Крик подхватили все, кто был во дворе, в доме и за забором. Замелькали лица, руки, ноги, послышался грохот обуви на лестнице, звон падающей посуды на кухне. Старосты несколько секунд колебались, затем разбежались в разные стороны. На меня уже не обращали внимания. Я стоял посреди паники и смотрел, как приближается истребитель.
И вдруг я заметил, что не я один стою спокойно.
Обожженный тоже не двинулся с места. Он брезгливо отшвырнул пистолет и крикнул:
— Убейте его! Он привел посланника!
Обожженного никто не слушал. Я усмехнулся, глядя ему в глаза. Настал его час быть беспомощным.
Истребитель завис над нами, затем приземлился прямо в опустевшем дворе, в нескольких шагах от меня. Обожженный смотрел на него с ужасом, но все еще не двигался с места.
Колпак кабины откинулся. Подорожник с обнаженным тесаком выскочил на мостовую, готовый разрубить пополам каждого, кто встанет у него на пути.
Я нагнулся, поднял пистолет. Затем снова усмехнулся в глаза обожженному и неспешно пошел к машине.
Когда мы взлетали, я заметил в окне второго этажа лицо Лучистого, побелевшее от ужаса.
— Теперь куда? — деловито спросила Надежда.
— По плану, — ответил я.
Сидящий рядом Подорожник стал показывать дорогу к овощному двору. Он ориентировался в городе лучше, чем я, даже с высоты.
— Я оставил там свой тесак, — сообщил я.
— Достанем новый, — небрежно бросил погонщик. Мы подобно коршуну падали на овощной двор, и я чувствовал, что вся застава глядит на нас, что люди теряют рассудок от страха, принимая нас за посланника, прорвавшегося сквозь защиту Башен.

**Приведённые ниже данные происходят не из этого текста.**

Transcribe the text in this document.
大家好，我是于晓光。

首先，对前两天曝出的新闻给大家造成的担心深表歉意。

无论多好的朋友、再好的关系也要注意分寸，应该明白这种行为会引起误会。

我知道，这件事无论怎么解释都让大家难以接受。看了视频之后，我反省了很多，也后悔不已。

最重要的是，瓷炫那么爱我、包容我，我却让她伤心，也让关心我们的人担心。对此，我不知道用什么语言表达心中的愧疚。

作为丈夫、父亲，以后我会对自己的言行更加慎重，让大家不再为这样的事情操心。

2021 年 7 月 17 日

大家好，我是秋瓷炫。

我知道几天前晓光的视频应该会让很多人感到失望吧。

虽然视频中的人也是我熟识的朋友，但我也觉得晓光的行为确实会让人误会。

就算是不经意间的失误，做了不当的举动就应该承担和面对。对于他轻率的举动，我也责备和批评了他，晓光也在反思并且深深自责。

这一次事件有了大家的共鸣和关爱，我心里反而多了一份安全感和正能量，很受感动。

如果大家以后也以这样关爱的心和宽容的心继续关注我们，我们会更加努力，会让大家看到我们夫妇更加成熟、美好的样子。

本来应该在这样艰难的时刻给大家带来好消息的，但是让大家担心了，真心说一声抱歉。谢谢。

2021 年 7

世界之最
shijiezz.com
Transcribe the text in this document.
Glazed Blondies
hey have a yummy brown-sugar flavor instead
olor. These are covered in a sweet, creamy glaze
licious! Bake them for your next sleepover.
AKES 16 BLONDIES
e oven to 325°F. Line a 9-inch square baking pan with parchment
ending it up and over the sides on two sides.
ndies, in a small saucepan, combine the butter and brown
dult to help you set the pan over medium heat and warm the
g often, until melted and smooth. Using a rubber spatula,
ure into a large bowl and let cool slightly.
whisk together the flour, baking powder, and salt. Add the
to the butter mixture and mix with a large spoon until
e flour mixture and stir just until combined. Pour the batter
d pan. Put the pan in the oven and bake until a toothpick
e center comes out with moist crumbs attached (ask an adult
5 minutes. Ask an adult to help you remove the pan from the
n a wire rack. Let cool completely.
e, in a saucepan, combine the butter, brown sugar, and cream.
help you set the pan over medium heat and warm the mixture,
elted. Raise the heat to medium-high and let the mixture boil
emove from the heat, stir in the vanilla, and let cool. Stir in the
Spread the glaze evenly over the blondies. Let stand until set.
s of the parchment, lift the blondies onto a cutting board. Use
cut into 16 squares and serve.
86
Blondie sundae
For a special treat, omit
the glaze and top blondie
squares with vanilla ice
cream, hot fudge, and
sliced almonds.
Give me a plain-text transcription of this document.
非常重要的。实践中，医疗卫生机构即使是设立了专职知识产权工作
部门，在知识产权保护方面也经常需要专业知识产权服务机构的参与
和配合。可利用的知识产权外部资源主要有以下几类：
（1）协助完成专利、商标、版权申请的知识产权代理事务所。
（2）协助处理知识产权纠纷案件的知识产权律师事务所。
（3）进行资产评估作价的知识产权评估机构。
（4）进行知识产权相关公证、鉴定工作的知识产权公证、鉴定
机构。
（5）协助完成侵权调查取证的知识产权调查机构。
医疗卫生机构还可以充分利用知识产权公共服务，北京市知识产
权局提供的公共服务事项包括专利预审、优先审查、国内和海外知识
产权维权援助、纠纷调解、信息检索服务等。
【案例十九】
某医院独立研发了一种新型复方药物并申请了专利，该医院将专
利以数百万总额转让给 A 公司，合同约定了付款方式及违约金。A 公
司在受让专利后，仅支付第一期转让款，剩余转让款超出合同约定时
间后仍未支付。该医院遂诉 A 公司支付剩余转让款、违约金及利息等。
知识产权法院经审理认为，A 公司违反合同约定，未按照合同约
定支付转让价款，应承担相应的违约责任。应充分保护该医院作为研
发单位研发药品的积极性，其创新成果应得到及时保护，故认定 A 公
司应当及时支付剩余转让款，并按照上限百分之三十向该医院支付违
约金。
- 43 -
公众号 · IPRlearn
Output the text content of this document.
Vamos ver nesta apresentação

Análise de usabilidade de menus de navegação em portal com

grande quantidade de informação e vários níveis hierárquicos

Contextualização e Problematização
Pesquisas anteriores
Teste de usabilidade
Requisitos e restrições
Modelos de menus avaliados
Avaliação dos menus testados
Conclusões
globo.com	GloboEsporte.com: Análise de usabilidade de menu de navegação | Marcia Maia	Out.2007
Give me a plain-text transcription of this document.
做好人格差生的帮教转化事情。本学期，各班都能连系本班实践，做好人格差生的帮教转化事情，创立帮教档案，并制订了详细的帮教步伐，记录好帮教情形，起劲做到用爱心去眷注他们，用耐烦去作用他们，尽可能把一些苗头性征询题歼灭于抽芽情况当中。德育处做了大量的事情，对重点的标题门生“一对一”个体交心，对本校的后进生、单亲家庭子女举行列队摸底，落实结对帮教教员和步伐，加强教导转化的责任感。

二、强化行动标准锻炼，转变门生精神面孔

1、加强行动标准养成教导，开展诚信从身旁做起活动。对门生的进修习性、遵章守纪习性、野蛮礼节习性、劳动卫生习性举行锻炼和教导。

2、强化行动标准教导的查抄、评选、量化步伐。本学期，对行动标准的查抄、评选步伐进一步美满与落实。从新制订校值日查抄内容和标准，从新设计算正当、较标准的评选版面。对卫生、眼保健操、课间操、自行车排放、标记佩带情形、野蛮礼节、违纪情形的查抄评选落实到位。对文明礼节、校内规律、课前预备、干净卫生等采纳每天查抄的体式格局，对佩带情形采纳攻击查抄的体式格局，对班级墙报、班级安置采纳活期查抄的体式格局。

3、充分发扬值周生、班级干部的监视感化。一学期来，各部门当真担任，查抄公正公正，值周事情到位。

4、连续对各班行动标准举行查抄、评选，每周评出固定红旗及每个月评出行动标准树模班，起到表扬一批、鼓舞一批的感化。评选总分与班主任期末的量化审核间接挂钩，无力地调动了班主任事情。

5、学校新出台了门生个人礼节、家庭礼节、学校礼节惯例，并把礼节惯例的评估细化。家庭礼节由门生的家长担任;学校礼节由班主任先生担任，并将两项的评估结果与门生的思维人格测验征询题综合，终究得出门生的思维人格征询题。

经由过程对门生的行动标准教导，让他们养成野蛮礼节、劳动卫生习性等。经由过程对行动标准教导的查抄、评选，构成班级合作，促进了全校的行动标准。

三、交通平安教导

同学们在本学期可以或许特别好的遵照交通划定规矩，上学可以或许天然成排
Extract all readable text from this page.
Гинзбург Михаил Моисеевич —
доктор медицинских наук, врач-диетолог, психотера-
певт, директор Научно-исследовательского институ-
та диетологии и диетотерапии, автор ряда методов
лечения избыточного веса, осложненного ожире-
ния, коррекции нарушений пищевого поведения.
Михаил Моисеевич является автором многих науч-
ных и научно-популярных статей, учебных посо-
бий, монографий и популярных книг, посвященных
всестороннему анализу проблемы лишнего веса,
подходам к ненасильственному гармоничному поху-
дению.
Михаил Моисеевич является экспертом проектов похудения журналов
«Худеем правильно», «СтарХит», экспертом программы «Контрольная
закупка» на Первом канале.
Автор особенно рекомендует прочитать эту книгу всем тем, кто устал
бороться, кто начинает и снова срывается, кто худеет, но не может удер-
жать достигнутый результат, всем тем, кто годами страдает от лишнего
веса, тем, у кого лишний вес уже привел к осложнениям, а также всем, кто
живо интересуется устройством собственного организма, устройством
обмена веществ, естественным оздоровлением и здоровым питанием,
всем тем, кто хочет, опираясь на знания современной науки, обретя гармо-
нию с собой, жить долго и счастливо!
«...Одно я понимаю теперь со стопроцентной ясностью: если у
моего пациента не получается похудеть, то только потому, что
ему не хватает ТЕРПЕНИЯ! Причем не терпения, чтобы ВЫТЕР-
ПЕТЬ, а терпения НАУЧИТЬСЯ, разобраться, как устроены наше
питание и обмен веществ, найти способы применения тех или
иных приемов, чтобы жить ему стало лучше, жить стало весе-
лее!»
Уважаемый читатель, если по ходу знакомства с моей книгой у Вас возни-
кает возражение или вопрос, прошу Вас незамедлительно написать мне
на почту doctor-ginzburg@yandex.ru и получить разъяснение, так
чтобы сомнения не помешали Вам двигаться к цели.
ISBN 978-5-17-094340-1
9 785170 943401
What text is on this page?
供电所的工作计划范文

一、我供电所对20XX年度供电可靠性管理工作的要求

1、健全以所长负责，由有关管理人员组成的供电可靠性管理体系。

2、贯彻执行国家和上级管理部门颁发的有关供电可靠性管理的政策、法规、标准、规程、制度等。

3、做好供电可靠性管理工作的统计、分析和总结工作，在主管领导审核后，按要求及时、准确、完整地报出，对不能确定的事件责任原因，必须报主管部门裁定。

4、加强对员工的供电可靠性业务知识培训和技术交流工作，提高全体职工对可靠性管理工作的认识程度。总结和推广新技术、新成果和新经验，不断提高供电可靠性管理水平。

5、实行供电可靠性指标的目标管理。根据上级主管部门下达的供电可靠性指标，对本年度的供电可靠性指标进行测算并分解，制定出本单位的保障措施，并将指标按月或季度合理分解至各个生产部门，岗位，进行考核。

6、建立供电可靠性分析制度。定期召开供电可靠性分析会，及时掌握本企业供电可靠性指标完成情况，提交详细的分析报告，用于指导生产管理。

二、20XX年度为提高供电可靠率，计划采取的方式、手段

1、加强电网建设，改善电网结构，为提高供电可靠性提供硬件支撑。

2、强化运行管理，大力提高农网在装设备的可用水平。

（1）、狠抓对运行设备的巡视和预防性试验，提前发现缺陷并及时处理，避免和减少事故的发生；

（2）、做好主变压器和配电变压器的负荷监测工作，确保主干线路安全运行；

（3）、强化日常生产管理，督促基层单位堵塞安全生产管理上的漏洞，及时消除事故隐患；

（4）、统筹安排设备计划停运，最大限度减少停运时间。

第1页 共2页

Мы опустились, подняв кучу пыли и распугав всех, кто был во дворе, — и людей, и кур со свиньями.
— Наверно, там! — определил Подорожник, указав на обшарпанную каменную будку с толстыми решетками на окнах.
Мы подбежали, я откинул засов и ворвался внутрь. В полумраке я не сразу рассмотрел угол, где скорчился обмирающий от страха Медвежатник.
— Выходи, — сказал я.
— Выходи, не бойся, — присоединился Подорожник. — Это мы.
Медвежатник неловко поднялся, глядя на нас с недоверием.
— Давай быстрее, пока они не опомнились! — крикнул Подорожник, выталкивая товарища на улицу. Мы чуть ли не на руках подняли упирающегося Медвежатника в кабину.
— Закрой глаза, — велел я, понимая, что во время подъема Медвежатник от ужаса разнесет всю кабину.
Едва я начал закрывать колпак, раздался крик со стороны конюшни:
— Подождите! Возьмите меня с собой! К нам бежал Друг Лошадей, старый погребальный мастер, о котором я давно уже не вспоминал.
— Что там? — нахмурился погонщик-
— Обождите, — сказал я. — Надо взять его.
— Кого это? Зачем? Тут места нет.
— Ничего, потеснимся.
Я протянул руку и помог старику взобраться на полированное тело машины. Кое-как он втиснулся вместе с погонщиками в грузовой отсек за креслами. Ощутимо завоняло навозом, но Подорожник промолчал.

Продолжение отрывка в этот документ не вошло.